Daftar Isi:
- 1 Batas Minimal Penyusuan yang Menjadikan Mahram
- 2 Maksud batas minimal penyusuan Yang Menjadikan Marhram
- 3 Pendapat Ulama tentang batas minimal penyusuan Yang Menjadikan Marhram
- 4 Kesimpulan:
- 5 Dalil-Dalil Yang Berkaitan tentang batas minimal penyusuan Yang Menjadikan Marhram
- 6 dan Analisa Ringkasnya
- 6.1 Surah An-Nisa` (4) Ayat 23
- 6.2 Hadits Ummul Fadlel tentang Satu atau Dua Kali Penyusuan Tidak Menjadikan Mahram
- 6.3 Atsar ‘Aisyah tentang Lima Kali Penyusuan itu Menjadikan Mahram
- 6.4 Hadits ‘Aisyah tentang Penyusuan yang Menjadikan Mahram itu Penyusuan dari Sebab Lapar
- 6.5 Hadits ‘Aisyah tentang Haramnya Pernikahan karena Persusuan itu seperti Haramnya Pernikahan karena Nasab
- 6.6 Hadits ‘Uqbah bin Al-Harits tentang Pengakuan Penyusuan dari Seorang Budak Perempuan
Kali ini kita akan membahas tentang Batas Minimal Penyusuan yang Menjadikan Mahram menurut pemahaman Ulama atas ayat-ayat dan hadis Nabi shallallahu alaihi wa sallam
Batas Minimal Penyusuan yang Menjadikan Mahram
Oleh: Muhammad Rasyidi
Maksud batas minimal penyusuan Yang Menjadikan Marhram
Maksud batas minimal penyusuan pada pembahasan ini adalah batas minimum dalam hal berapa kali penyusuan tersebut dilakukan, sehingga menjadikan mahram
Pendapat Ulama tentang batas minimal penyusuan Yang Menjadikan Marhram
Lima Kali Penyusuan
Ulama yang berpendapat bahwa lima kali penyusuan merupakan batas minimal penyusuan yang menjadikan mahram adalah Asy-Syafi’i [1], Ahmad [2], Ibnu Hazm [3], dan Al-‘Utsaimin [4]
Hujjah: atsar ‘Aisyah tentang lima kali penyusuan itu menjadikan mahram. [5]
Catatan: Atsar ‘Aisyah tersebut shahih dan dapat dijadikan dalil bahwa lima kali penyusuan adalah batas minimal penyusuan yang menjadikan mahram. Selain itu, atsar ‘Aisyah tersebut membatasi ayat 23 dari surah An-Nisa` dan menerangkan hadits Ummul Fadlel, sehingga penyusuan yang dapat menjadikan mahram adalah lima kali penyusuan.
Tiga Kali Penyusuan
Ulama yang berpendapat bahwa batas minimal penyusuan yang menjadikan mahram itu tiga kali penyusuan adalah Abu Tsaur, Abu ‘Ubaid, dan Ibnul Mundzir (sebagaimana disebutkan oleh Al-‘Aini) [6] , Ishaq, Dawud Adh-Dhahiri, serta para pengikut Dawud Adh-Dhahiri selain Ibnu Hazm (Sebagaimana disebutkan oleh Al-Mubarakfuri) [7]
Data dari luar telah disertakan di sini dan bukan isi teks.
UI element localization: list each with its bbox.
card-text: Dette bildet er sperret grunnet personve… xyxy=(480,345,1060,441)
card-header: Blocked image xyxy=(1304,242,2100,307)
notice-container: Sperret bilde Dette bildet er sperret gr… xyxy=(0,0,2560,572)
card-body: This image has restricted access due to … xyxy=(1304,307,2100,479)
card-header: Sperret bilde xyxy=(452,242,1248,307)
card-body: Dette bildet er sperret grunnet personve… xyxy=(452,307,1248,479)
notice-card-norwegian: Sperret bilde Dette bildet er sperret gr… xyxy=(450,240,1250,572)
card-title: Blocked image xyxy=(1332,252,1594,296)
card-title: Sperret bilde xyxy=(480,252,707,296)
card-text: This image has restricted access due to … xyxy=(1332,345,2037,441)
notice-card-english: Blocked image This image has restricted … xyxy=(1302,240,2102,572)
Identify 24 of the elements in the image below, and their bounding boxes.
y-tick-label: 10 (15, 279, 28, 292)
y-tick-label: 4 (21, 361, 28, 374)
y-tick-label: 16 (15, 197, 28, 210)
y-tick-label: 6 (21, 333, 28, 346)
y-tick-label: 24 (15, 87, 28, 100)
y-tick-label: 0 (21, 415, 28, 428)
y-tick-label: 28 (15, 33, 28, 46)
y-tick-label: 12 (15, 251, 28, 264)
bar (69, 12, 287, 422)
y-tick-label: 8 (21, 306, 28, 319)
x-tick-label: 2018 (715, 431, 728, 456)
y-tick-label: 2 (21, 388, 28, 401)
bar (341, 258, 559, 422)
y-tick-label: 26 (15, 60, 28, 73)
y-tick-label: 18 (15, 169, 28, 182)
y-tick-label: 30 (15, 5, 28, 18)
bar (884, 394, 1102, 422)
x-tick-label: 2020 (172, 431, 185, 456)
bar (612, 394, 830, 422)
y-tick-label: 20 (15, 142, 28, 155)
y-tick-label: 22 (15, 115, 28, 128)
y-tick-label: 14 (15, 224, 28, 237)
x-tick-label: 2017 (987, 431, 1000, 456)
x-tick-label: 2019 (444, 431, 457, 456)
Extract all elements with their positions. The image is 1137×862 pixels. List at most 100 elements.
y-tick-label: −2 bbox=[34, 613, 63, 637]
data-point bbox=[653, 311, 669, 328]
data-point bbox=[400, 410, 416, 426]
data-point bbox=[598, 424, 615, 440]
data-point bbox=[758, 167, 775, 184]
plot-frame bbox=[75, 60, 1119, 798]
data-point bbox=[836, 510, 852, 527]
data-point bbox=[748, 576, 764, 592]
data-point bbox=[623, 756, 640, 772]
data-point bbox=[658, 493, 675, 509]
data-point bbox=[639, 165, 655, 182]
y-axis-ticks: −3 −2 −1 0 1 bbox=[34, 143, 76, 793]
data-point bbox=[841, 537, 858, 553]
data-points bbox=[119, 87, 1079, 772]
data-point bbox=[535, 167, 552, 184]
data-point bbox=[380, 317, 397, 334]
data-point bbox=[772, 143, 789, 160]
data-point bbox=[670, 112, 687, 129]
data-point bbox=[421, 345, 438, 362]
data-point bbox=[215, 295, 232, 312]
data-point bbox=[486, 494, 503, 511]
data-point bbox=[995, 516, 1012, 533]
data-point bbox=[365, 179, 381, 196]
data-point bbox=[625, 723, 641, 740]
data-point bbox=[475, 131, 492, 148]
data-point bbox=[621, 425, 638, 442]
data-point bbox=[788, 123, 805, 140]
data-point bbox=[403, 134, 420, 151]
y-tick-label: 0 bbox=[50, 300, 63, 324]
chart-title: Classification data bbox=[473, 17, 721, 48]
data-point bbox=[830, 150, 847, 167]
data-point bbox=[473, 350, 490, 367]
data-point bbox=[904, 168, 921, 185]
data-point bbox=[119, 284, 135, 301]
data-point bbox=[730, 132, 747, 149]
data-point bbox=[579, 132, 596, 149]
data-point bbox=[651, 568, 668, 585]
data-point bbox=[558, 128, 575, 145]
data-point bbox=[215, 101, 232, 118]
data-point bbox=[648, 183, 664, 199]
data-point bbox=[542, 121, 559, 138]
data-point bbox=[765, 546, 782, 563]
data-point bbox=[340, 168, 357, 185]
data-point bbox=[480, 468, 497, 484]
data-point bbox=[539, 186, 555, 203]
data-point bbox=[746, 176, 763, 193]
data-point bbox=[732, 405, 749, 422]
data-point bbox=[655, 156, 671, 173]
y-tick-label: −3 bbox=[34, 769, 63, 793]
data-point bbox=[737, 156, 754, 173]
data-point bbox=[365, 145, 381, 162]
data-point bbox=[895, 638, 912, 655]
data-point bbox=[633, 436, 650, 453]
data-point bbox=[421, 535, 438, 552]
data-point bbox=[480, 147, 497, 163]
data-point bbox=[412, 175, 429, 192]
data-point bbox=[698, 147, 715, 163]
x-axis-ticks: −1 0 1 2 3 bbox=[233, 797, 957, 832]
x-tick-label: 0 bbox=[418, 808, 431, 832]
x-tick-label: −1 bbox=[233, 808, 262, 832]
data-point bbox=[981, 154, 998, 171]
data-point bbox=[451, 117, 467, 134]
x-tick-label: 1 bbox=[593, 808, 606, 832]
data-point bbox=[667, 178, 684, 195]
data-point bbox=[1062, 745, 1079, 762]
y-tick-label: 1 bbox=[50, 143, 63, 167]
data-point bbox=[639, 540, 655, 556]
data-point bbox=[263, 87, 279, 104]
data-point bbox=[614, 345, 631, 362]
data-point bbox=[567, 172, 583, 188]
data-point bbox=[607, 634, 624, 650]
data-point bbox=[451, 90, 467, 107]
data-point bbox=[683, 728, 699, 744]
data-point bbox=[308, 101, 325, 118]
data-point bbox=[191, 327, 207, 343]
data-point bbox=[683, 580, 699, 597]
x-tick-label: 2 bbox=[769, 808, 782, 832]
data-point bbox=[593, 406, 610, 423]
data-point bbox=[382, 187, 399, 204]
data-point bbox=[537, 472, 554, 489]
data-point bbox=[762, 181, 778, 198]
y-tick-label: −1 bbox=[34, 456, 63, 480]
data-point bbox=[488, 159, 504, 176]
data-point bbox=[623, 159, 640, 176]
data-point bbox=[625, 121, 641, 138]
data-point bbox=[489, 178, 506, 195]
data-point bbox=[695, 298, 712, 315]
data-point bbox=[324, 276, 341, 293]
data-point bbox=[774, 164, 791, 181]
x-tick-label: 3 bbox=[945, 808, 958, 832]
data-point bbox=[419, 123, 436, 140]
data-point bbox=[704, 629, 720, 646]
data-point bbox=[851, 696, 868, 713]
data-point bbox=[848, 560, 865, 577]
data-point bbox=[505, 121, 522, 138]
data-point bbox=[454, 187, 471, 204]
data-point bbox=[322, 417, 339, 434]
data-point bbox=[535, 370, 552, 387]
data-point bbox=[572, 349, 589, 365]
Hujah: hadits Ummul Fadlel tentang satu atau dua kali penyusuan itu tidak menjadikan mahram. Berdasarkan mafhum hadits tersebut, maka tiga kali penyusuan itu menjadikan mahram. [8]
Catatan:
Pertama, pendapat ini berdasarkan mafhum hadits Ummul Fadlel, sedangkan terdapat atsar ‘Aisyah yang menerangkan secara mantuq bahwa lima kali penyusuan itu menjadikan mahram. Dalil mantuq didahulukan daripada dalil mafhum (lihat analisis hadits Ummul Fadlel)
Kedua, sabda Nabi bahwa sekali atau dua kali penyusuan tidak menjadikan mahram dalam hadits Ummul Fadlel tersebut sebagai jawaban atas pertanyaan seorang sahabat yang menanyakan tentang apakah sekali atau dua kali penyusuan menjadikan mahram. [9] Dengan demikian, dapat dipahami bahwa sabda beliau tidak menunjukkan batasan jumlah penyusuan yang menjadikan mahram.
Tidak Ada Batas Penyusuan
Ulama yang berpendapat bahwa tidak ada batas minimal penyusuan yang menjadikan mahram adalah Malik, Abu Hanifah (Sebagaimana disebutkan oleh Al-Maraghi) [10], jumhur ulama (Sebagaimana disebutkan oleh Al-Khozin) [11] dan As-Sayyid Sabiq [12]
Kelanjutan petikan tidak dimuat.